Plot descriptions
Harmfulness Score vs Deviation
At each checkpoint we project every centroid onto the safe→harm general direction of that same checkpoint. The x-axis is the projection (how far along the harm direction a category sits); the y-axis is the residual distance from that line (how much the category deviates from a pure “more harmful” shift). Safe is pinned at the origin by construction. If all harm sub-categories lined up exactly with the general harm direction, they would all sit on y=0.
Centroid Variance
Average squared L2 distance from the class centroid in the full residual-stream space (log scale). Measures how tightly the examples of each class cluster around their centroid. Lower is tighter.
Avg L2 Distance from Centroid
Mean L2 distance between each example and its class centroid (linear scale, same units as the scatter). A more interpretable version of the variance above.
Centroid Magnitude
L2 norm of the class centroid vector itself.
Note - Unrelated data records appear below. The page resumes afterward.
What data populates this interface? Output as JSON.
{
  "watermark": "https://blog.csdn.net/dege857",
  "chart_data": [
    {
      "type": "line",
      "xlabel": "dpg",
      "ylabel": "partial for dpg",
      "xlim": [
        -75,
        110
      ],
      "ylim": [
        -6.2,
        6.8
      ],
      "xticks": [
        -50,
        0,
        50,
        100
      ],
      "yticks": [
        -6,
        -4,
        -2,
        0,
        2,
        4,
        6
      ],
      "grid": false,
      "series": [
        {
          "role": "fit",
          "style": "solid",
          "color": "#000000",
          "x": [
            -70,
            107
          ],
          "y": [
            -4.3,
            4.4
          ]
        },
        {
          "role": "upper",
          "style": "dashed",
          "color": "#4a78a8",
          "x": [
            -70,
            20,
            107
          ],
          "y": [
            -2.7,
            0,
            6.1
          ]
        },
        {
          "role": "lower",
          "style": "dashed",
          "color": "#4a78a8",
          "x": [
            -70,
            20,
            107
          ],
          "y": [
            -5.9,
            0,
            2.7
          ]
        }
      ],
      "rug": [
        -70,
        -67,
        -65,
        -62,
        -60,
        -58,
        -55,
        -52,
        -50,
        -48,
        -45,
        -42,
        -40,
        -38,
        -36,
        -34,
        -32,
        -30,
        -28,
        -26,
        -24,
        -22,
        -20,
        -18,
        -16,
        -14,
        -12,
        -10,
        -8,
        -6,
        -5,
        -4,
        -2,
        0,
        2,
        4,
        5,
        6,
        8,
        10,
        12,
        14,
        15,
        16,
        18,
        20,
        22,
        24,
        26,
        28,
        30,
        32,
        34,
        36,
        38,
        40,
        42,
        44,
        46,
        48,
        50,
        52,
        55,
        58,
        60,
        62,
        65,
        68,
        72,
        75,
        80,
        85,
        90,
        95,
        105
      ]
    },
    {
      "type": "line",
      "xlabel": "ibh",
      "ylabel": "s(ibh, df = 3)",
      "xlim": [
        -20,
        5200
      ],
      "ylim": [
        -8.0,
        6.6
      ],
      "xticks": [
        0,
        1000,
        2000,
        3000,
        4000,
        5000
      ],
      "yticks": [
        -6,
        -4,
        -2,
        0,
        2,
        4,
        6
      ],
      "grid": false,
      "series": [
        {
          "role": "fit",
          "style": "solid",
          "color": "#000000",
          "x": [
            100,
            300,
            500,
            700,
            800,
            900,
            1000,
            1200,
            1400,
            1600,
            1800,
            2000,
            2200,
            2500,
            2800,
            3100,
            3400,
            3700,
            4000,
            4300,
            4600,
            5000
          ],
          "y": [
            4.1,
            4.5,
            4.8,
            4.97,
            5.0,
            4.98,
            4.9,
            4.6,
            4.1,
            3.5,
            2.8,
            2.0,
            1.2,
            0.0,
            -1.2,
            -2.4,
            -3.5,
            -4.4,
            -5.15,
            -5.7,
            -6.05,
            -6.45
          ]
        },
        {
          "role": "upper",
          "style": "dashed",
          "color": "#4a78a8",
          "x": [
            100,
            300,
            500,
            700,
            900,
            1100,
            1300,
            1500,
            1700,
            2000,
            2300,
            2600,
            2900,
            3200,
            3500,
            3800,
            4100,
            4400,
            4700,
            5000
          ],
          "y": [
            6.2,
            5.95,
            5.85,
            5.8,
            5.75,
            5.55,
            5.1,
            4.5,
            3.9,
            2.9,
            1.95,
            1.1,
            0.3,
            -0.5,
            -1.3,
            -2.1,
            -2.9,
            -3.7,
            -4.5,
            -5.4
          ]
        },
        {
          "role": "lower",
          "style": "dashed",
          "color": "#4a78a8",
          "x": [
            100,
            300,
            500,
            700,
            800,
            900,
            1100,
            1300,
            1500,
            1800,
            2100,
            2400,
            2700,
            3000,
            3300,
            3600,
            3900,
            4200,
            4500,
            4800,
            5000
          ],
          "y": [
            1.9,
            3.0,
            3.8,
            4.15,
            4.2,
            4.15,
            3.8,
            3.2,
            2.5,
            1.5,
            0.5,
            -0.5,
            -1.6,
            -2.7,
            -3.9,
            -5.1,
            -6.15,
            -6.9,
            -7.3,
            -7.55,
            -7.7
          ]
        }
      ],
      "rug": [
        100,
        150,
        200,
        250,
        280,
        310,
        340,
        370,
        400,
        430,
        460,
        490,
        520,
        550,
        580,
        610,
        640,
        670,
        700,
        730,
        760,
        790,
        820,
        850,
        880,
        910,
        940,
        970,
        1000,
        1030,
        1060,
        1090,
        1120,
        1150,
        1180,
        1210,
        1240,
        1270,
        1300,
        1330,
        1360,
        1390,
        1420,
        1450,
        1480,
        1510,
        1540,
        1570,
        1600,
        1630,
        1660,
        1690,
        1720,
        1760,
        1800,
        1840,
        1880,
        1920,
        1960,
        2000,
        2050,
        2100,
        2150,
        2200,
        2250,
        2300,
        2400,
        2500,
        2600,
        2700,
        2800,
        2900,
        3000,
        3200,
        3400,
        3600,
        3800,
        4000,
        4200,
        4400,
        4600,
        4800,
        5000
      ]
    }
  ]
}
Reflects how far the average activation for that class sits from the origin of the residual stream. Generally grows with depth of training.
Direction Magnitude
L2 norm of the steering direction, computed as
||harm_centroid − safe_centroid||. This is the
length of the vector you would add to a safe activation to push it
toward the harm cluster, before any unit-normalisation.
Pairwise Subcategory Cosine
Cosine similarity between the seven sub-category steering directions at the selected checkpoint. Values near +1 mean two sub-categories point in essentially the same direction (so a single steering vector would work for both); values near 0 mean they are orthogonal; near −1 they point opposite. The diagonal is always 1.